Chroniques

par bertrand bolognesi

Michael Tilson Thomas joue Mahler
Sasha Cooke, Chœur de l’Orchestre de Paris

Maîtrise de Paris, San Francisco Symphony
Salle Pleyel, Paris
- 18 mars 2014
le chef étatsunien Michael Tilson Thomas joue Mahler à la Salle Pleyel (Paris)
© art streiber

Pour deux soirs à Paris, le San Francisco Symphony brille d’une riche sonorité grâce à des pupitres de grande qualité dont il peut à juste titre s’enorgueillir. Après A Concord Symphony de Charles Ives (version Henry Brant), Absolute Jest de John Adams et la Septième de Beethoven, c’est à la musique de Gustav Mahler que ce programme est entièrement consacré, un compositeur que Michael Tilson Thomas honore souvent et très volontiers. De la vaste Symphonie en ré mineur n°3 de 1896 nous entendrons une lecture d’une exemplaire clarté, conduisant vers la lumière la plus sereine une hymne à la nature comme il s’en rencontre peu.

Pour ce faire, la formation californienne dispose d’un matériel de choix : des instrumentistes de très haut niveau qui donnent le meilleur d’eux-mêmes à un chef qui ne se contente pas de mettre en place une esbroufante démonstration de volume, mais encore pense très précisément sa vision de l’œuvre. Vous l’aurez compris : nous voilà à des années-lumière des Gurrelieder tonitruants d’il y a quelques jours [lire notre chronique du 14 mars 2014]. La fermeté des cuivres propulse d’emblée Kräftig au sommet. On goûte le contraste ténu entre une inflexion très déterminée et le tissu fort intériorisé qui la vient conclure, par-delà l’inhabituelle crudité des battements de timbale, parfaitement pertinent.
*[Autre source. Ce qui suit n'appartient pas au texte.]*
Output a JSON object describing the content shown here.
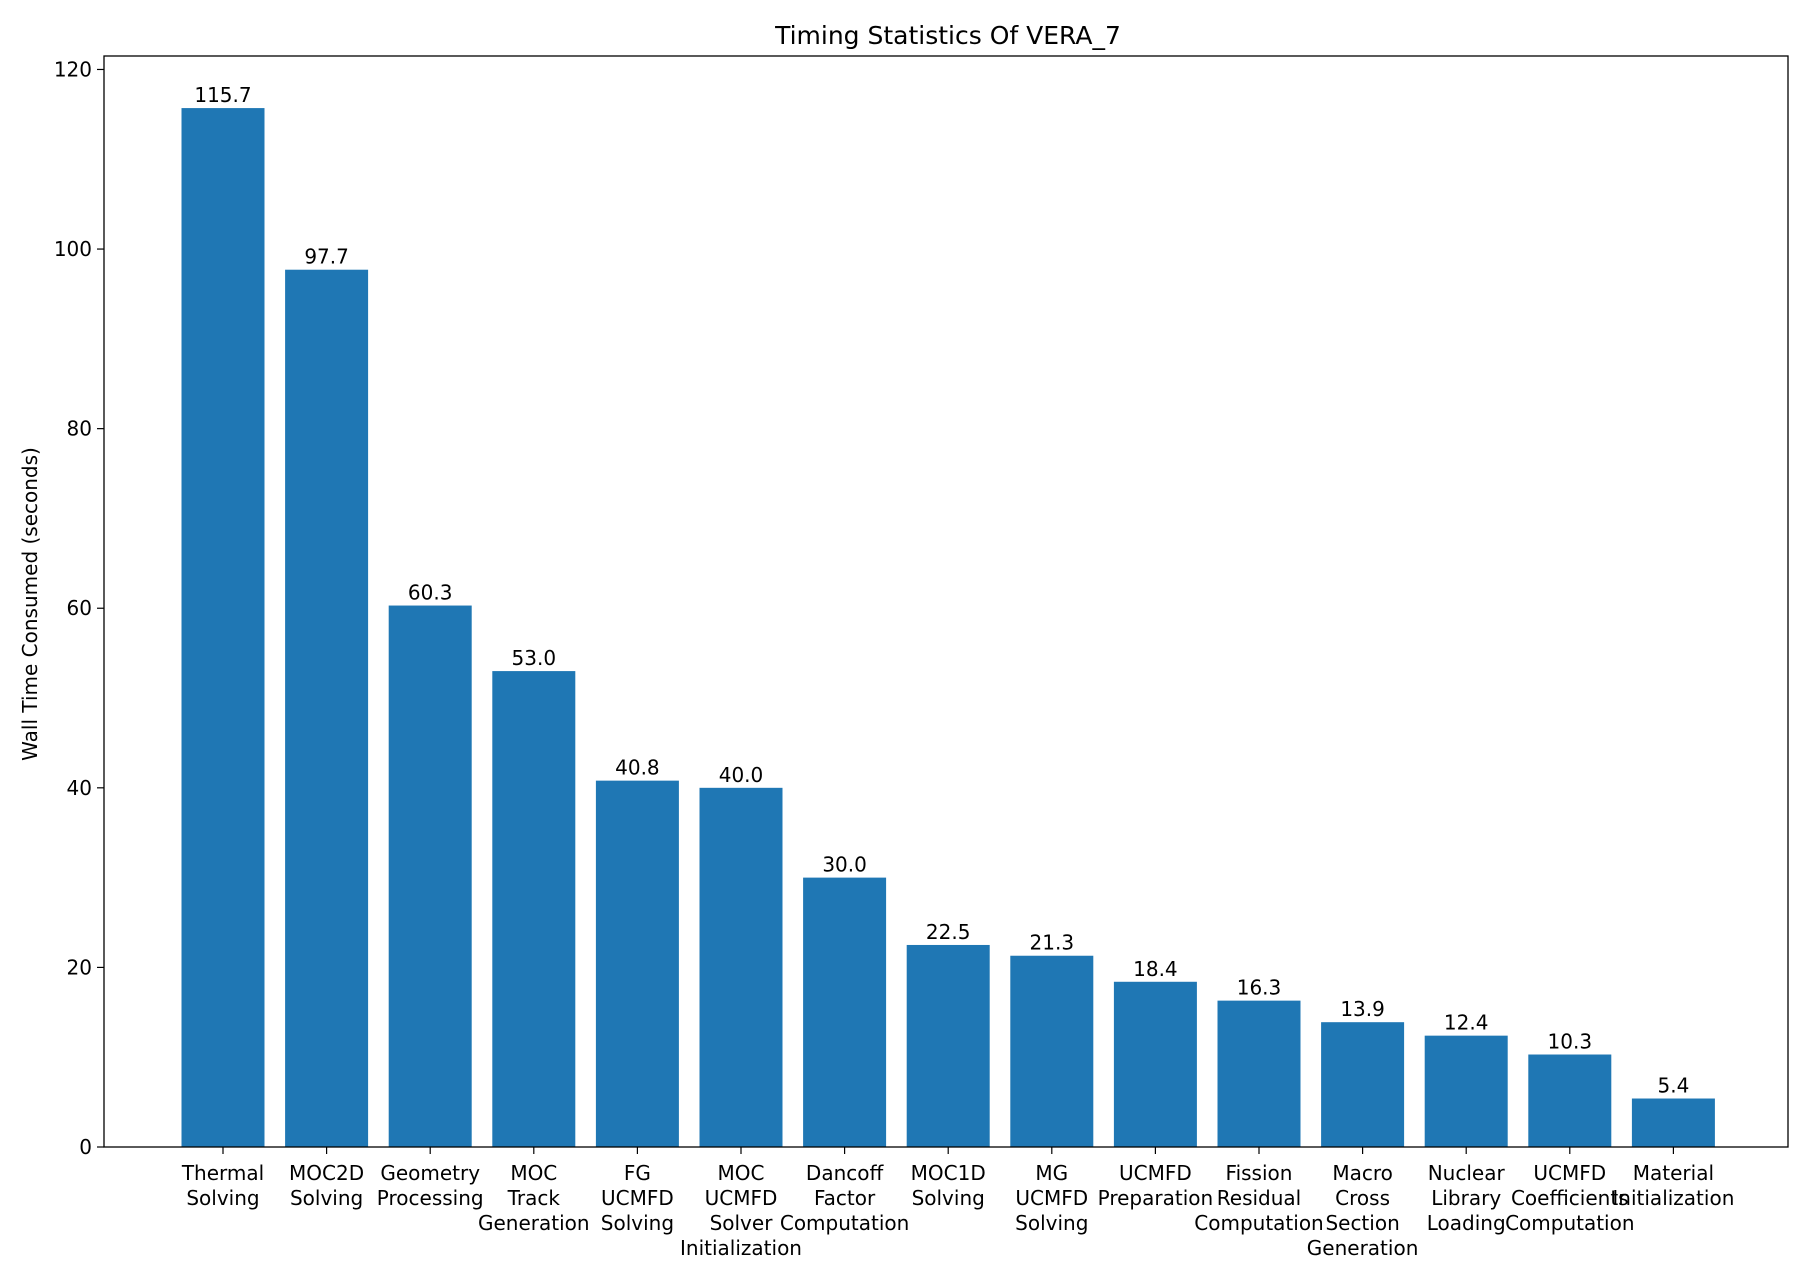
{
  "chart_data": {
    "type": "bar",
    "title": "Timing Statistics Of VERA_7",
    "xlabel": "",
    "ylabel": "Wall Time Consumed (seconds)",
    "ylim": [
      0,
      121.5
    ],
    "yticks": [
      0,
      20,
      40,
      60,
      80,
      100,
      120
    ],
    "grid": false,
    "bar_color": "#1f77b4",
    "categories": [
      [
        "Thermal",
        "Solving"
      ],
      [
        "MOC2D",
        "Solving"
      ],
      [
        "Geometry",
        "Processing"
      ],
      [
        "MOC",
        "Track",
        "Generation"
      ],
      [
        "FG",
        "UCMFD",
        "Solving"
      ],
      [
        "MOC",
        "UCMFD",
        "Solver",
        "Initialization"
      ],
      [
        "Dancoff",
        "Factor",
        "Computation"
      ],
      [
        "MOC1D",
        "Solving"
      ],
      [
        "MG",
        "UCMFD",
        "Solving"
      ],
      [
        "UCMFD",
        "Preparation"
      ],
      [
        "Fission",
        "Residual",
        "Computation"
      ],
      [
        "Macro",
        "Cross",
        "Section",
        "Generation"
      ],
      [
        "Nuclear",
        "Library",
        "Loading"
      ],
      [
        "UCMFD",
        "Coefficients",
        "Computation"
      ],
      [
        "Material",
        "Initialization"
      ]
    ],
    "values": [
      115.7,
      97.7,
      60.3,
      53.0,
      40.8,
      40.0,
      30.0,
      22.5,
      21.3,
      18.4,
      16.3,
      13.9,
      12.4,
      10.3,
      5.4
    ],
    "value_labels": [
      "115.7",
      "97.7",
      "60.3",
      "53.0",
      "40.8",
      "40.0",
      "30.0",
      "22.5",
      "21.3",
      "18.4",
      "16.3",
      "13.9",
      "12.4",
      "10.3",
      "5.4"
    ]
  }
}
Cors parfaits, terrible tonicité des cordes, délicatesse des bois sur laquelle se dessine un violon solo des plus graciles, autant d’avantages auxquels répond un exemplaire tutti de contrebasse. Michael Tilson Thomas évite de trop « profiter » de la percussion, lui préférant l’éclaircissement de cuivres superbes, en particulier, de pupitres fiables, en général. Le brio quasiment infernal de la marche s’appuie sur une construction en profondeur dont la ciselure est extrême. Les derniers moments de cette première partie s’imposent dans une cordiale jubilation.

Sans doute cette Troisième est-elle la plus délicate des symphonies de Mahler. Trop souvent son exécution laisse un désagréable sentiment de discontinuité, une impression d’incomplétude totalement contraire à l’ambition qui la fit naître. Redoutablement ancrée dans les motivations intimes du compositeur, Tilson Thomas en livre une lecture qui contredit magistralement cette malédiction. Le Menuetto gagne une onctuosité gracieuse, quoique sans affèterie, dont le lyrisme sourd comme naturellement, moelleux et tendre sans trop de sucre. Au Scherzo de révéler la très prégnante coloration des timbres, dans une articulation musclée à l’élégance insolente. Du soufre des cuivres, de la volubilité des flûtes et de la séduisante soie des cordes s’élève un relief étonnant. À l’« aus der Ferne » de réinventer tout l’espace de Pleyel, suspendant bientôt la pulsation comme par un extatique enchantement.

Des suaves méandres de contrebasses grandit alors un Ô Mensch plein, à la présence presque palpable. Le mezzo-soprano étatsunien Sasha Cooke possède deux grands atouts : une voix en puissante caresse, à la fois chaude et intrusive, et une remarquable intelligence du texte ; voilà de quoi servir idéalement Mahler ! Aux trombones de prendre derechef cette couleur vocale particulière. Les frais « bimm, bamm… » viennent en rompre la subtile méditation, avant l’ultime adagio, Langsam intensément étiré, assumé comme tel et supérieurement concentré. Ce sixième et dernier mouvement s’infléchit dans des cordes d’une indicible pureté, proprement céleste. Le ton demeure de recueillement souverain, où surgit l’ombre du drame future de la Dixième. Dans une paix dûment arrachée à la tourmente tue, le choral de cuivres s’envole.

Il est peu de soirées comme celle-ci.